I’ve been thinking about this topic (of outing merchants on blogs, forums and through other social media channels) for awhile, and as I have mentioned in my response to Anthony, I believe that an affiliate can actually be quite effective in educating a merchant/affiliate program manager. Some of the newer affiliate managers can learn a lot if affiliates contact them about the problems they see within affiliate programs. Of course, there are situations when merchants are too stubborn and/or too arrogant to learn, or make decisions that show utter disrespect to affiliates (here are just a couple of examples: Jangro’s experience | FlamingoGirl’s experience); but in many cases being slightly more tolerant, and not rushing to condemning conclusions, can benefit all parties involved.

I like Anthony’s two-attempts approach. I believe that contacting the affiliate program manager (or merchant) directly should always be the first step. Any error could always be committed out of meer ignorance. Same applies to merchants dealing with affiliates. Talk to each other! It’s amazing how productive a communication can be when a problem is faced. Of course, it requires a two-way communication channel, and its very existence depends on the both on the merchant’s, and the affiliate’s efforts.

2 thoughts on “Could Tolerance Be a Way of Education?”

  1. Geno, are you suggesting that I (or Connie) could have handled our cases differently?

    I traded emails with the affiliate manager to make sure I understood where they were coming from. I admit, I don’t think I closed the loop with a final email expressing that I was offended by the assumptions.
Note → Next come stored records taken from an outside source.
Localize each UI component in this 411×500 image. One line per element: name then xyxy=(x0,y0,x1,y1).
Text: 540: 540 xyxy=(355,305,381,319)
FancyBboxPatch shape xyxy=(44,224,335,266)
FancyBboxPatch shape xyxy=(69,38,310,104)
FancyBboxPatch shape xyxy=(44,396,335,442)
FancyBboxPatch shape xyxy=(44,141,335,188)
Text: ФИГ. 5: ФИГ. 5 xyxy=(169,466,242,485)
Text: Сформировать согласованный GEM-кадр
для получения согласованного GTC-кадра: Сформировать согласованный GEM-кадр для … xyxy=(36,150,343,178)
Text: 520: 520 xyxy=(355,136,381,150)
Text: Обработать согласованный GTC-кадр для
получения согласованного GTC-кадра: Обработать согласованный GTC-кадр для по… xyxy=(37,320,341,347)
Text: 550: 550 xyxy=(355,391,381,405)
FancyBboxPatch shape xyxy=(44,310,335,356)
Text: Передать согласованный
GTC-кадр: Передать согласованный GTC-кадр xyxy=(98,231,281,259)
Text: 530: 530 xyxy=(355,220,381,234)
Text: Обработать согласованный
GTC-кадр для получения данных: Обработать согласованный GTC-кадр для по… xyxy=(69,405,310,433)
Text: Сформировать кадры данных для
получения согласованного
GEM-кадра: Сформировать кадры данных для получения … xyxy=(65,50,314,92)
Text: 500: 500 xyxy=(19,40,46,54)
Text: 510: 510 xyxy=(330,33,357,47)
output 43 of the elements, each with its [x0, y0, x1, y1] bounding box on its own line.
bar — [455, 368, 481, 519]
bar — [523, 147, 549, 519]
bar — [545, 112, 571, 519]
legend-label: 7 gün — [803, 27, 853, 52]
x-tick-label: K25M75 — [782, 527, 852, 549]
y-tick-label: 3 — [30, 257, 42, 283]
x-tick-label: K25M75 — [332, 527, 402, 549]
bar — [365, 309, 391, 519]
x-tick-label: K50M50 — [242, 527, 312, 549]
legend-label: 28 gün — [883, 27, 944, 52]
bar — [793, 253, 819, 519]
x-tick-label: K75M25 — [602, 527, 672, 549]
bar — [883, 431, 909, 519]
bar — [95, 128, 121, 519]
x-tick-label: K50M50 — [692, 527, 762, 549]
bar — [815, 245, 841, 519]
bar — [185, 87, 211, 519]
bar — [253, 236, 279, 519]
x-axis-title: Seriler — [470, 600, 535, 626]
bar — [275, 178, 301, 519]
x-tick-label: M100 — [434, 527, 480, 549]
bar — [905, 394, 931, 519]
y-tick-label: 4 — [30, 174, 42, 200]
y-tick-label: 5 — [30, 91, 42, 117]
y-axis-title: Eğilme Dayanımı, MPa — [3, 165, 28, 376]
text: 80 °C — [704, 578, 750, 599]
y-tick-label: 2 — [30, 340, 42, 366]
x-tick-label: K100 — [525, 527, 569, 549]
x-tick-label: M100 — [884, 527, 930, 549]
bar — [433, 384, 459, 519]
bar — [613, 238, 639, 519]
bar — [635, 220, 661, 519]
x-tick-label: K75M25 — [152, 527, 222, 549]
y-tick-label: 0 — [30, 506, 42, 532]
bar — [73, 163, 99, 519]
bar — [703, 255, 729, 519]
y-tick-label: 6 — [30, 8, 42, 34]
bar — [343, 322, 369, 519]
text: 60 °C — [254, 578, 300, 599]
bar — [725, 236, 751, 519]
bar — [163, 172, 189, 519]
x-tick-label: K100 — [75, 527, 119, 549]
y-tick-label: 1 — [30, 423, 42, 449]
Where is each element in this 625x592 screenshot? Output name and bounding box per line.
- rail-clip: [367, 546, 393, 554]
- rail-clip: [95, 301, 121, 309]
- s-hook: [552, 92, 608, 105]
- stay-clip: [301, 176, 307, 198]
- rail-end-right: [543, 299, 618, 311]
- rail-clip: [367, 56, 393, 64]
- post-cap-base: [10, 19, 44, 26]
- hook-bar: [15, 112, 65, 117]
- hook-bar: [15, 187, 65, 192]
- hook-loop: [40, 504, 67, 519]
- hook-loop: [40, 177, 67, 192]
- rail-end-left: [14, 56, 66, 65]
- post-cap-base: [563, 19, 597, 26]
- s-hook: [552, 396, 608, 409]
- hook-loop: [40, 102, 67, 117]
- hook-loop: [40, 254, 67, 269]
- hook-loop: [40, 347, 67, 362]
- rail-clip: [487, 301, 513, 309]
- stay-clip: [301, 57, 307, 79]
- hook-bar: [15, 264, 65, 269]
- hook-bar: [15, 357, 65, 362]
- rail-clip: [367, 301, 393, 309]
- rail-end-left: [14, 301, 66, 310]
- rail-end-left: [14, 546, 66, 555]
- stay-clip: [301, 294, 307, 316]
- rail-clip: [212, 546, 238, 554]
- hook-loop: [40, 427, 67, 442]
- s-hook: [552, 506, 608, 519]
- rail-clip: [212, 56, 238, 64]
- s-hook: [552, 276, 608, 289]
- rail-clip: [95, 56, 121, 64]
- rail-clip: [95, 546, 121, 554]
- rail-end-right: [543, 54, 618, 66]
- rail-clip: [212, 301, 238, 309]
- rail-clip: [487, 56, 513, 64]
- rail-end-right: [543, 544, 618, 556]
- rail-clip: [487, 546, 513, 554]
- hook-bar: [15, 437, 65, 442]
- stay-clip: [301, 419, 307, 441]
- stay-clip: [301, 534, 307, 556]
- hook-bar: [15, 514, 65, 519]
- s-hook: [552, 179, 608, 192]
    To be clear, I didn’t out the merchant. I generally don’t like to do that sort of thing unless the original action was public in the first place. I posted the experience for all to learn from without naming the merchant.

  2. Scott,

    Sorry for not being 100% clear in my post. What I meant to illustrate by those links to blog posts in your and Connie’s blogs were the situations where exposing inappropriate merchant behavior in public was more than appropriate. Especially in the form that you and Connie chose to do it (without naming the merchant; for AMs/merchants to learn from the mistakes of others).